When asked how the federal government should respond to the COVID-19 crisis, access to child care is top-of-mind for a large majority of voters, who prioritize it at levels similar to other critically important issues like job creation, small business support, and health care. In fact, 86 percent indicated support for targeted financial assistance specifically for the child care industry. Ninety-two percent of Democrats and 81 percent of Republican voters support child care industry assistance.
When it comes to early childhood education, Georgia voters support a variety of specific policies, including expanding access to high-quality, affordable child care for infants and toddlers.
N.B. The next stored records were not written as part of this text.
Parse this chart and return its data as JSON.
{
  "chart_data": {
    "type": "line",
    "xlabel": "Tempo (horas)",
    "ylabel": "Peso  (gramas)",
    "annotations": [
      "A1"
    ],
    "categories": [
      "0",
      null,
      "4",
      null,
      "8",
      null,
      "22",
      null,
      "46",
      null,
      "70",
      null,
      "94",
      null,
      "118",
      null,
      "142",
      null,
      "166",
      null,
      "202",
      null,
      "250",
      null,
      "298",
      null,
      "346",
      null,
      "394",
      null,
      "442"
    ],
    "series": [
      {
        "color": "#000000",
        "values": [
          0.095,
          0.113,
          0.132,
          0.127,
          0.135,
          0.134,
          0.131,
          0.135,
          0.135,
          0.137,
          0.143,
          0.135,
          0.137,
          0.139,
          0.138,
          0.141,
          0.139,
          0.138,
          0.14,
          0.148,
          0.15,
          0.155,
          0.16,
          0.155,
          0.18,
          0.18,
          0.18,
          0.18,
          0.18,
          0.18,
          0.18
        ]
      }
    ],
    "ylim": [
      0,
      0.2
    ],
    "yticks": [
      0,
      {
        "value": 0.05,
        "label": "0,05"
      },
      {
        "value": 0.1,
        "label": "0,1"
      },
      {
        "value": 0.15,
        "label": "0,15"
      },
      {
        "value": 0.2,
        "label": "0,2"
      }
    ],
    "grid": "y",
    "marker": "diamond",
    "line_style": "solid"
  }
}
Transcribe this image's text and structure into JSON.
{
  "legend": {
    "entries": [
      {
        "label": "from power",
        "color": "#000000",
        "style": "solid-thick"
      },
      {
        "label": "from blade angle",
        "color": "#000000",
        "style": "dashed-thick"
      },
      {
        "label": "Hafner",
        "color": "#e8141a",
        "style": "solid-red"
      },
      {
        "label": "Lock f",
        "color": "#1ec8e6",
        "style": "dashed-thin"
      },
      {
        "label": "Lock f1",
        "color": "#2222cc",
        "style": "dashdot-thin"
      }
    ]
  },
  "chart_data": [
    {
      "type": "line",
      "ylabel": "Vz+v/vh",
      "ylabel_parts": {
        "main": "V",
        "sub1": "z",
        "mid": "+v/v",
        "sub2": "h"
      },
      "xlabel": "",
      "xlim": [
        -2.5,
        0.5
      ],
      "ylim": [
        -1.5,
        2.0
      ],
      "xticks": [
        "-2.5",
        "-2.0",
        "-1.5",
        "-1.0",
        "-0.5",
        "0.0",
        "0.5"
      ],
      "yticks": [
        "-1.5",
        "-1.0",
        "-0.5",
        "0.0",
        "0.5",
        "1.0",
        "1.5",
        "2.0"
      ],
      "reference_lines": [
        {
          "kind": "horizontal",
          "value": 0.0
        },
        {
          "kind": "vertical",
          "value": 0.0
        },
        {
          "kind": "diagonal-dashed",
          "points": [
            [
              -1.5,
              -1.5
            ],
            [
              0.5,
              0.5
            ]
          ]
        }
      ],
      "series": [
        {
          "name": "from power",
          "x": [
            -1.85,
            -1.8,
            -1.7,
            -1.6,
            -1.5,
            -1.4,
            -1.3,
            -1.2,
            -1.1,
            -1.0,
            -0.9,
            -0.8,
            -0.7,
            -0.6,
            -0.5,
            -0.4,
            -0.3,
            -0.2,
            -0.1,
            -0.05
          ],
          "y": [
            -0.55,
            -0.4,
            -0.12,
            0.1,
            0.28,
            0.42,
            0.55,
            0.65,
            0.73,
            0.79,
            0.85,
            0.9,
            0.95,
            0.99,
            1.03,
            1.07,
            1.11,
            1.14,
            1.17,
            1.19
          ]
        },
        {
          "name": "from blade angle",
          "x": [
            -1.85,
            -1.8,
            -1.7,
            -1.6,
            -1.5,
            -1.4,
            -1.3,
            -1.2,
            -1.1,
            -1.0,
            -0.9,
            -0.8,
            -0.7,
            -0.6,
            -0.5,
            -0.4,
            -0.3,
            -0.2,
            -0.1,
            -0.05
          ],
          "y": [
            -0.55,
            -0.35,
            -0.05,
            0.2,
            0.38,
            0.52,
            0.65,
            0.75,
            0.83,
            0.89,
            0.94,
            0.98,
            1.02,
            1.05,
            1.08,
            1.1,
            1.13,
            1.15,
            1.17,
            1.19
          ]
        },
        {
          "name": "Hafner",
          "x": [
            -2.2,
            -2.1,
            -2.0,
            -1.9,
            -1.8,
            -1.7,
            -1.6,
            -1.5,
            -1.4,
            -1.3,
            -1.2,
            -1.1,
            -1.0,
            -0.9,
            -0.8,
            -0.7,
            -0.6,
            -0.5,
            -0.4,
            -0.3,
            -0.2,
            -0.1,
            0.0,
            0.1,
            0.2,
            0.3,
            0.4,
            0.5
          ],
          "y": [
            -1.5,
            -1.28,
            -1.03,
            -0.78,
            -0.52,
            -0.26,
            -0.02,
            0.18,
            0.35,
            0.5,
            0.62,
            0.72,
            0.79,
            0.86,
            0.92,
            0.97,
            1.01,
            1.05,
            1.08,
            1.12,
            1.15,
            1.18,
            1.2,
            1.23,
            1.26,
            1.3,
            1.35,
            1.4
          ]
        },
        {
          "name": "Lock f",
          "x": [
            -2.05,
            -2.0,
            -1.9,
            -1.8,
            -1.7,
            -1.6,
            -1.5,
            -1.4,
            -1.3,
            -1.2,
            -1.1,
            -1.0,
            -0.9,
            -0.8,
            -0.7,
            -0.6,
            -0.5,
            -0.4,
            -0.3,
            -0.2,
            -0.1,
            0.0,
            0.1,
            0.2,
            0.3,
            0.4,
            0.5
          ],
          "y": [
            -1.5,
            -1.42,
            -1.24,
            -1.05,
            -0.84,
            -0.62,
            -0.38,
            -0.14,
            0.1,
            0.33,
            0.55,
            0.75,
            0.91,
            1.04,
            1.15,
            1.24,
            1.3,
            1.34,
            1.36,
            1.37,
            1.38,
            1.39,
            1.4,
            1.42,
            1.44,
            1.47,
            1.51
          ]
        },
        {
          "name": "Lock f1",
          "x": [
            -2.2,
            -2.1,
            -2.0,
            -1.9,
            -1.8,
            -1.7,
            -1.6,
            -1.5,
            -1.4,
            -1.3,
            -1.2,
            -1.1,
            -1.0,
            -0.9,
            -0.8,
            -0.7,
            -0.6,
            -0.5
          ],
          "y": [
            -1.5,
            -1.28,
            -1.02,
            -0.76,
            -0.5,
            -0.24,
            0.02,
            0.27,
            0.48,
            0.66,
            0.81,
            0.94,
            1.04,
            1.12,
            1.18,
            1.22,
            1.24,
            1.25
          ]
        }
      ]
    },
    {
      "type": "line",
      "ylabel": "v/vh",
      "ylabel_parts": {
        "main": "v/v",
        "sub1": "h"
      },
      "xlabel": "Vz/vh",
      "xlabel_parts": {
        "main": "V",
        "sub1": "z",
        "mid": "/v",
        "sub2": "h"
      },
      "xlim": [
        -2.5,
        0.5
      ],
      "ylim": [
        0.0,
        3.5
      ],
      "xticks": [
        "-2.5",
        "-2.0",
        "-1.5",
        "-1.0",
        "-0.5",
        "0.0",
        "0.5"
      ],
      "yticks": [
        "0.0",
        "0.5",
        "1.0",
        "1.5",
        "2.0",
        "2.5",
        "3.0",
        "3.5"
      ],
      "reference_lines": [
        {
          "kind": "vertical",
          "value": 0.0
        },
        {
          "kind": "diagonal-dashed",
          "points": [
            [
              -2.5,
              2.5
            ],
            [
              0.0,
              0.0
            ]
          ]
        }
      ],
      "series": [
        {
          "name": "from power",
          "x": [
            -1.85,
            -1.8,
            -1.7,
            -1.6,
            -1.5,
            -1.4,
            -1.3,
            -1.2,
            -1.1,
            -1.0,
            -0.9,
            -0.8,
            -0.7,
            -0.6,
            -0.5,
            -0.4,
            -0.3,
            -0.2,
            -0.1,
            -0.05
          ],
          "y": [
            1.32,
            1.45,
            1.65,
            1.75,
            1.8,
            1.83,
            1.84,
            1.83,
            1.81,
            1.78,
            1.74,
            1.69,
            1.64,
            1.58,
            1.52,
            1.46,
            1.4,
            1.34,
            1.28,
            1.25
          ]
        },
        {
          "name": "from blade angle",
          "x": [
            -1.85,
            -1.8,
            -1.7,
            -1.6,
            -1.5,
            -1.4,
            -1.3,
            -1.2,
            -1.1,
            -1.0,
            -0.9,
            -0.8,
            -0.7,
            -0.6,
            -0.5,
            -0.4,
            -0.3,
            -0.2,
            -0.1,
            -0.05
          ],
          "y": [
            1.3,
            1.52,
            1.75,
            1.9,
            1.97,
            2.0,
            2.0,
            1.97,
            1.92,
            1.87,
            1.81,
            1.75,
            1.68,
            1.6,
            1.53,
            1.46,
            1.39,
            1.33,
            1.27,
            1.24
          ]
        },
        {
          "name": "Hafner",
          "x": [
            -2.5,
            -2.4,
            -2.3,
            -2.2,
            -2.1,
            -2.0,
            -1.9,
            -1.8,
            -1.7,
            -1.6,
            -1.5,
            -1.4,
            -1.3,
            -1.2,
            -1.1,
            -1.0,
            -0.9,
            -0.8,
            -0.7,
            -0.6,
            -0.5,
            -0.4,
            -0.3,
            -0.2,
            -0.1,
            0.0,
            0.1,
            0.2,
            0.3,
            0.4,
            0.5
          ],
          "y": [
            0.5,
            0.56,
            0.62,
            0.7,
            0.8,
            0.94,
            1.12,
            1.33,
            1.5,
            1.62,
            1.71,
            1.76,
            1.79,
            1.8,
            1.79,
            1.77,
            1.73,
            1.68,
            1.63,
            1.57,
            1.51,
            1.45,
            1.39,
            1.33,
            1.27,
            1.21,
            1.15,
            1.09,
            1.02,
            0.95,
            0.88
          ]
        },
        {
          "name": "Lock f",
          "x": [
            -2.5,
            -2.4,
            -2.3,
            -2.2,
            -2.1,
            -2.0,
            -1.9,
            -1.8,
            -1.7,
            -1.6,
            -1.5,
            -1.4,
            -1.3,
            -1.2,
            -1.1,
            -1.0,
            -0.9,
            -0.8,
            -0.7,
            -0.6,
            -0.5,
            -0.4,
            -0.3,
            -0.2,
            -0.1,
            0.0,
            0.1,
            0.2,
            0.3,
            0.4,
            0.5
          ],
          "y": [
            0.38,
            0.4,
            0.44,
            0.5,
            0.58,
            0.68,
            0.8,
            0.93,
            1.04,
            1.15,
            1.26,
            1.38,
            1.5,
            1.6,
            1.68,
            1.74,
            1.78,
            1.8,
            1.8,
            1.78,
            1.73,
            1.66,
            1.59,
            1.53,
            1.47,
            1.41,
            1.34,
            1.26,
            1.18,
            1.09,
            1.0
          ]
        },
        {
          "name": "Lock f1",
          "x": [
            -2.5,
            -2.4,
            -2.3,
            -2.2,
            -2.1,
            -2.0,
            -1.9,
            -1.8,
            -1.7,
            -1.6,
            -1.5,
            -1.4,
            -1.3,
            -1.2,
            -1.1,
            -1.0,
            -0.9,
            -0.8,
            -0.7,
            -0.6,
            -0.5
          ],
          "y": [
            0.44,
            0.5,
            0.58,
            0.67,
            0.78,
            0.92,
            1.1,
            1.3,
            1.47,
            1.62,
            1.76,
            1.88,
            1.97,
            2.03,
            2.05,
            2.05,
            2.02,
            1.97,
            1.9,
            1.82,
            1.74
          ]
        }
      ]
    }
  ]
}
The poll found that more than eight out of 10 households, both with young children (85 percent) and without (86 percent), support greater access to child care for infants and toddlers, while 85 percent of men and 88 percent of women support it.
In addition, 91 percent support Georgia’s free, Lottery-funded voluntary Pre-K. This represents the highest level of support for lottery-funded pre-K since GEEARS began polling voters about Pre-K 10 years ago.
As state legislators and our Congressional delegation consider budget issues, they should keep in mind that support of for child care and Georgia Pre-K is important to an overwhelming majority of Georgia voters. This is consistent regardless of gender, party, age, race or even region.
“Child care is not a niche issue, it’s mainstream, it’s very salient,” said Rob Schmidt of McLaughlin & Associates. “In terms of the issues that are driving the political debate, child care is right up there at the top. I’m not accustomed to seeing numbers this high and positive. The case is very clear.”
The case is indeed clear, and it’s one GEEARS and its partners will be making, on child care and a variety of early childhood issues, to our leaders in the months to come.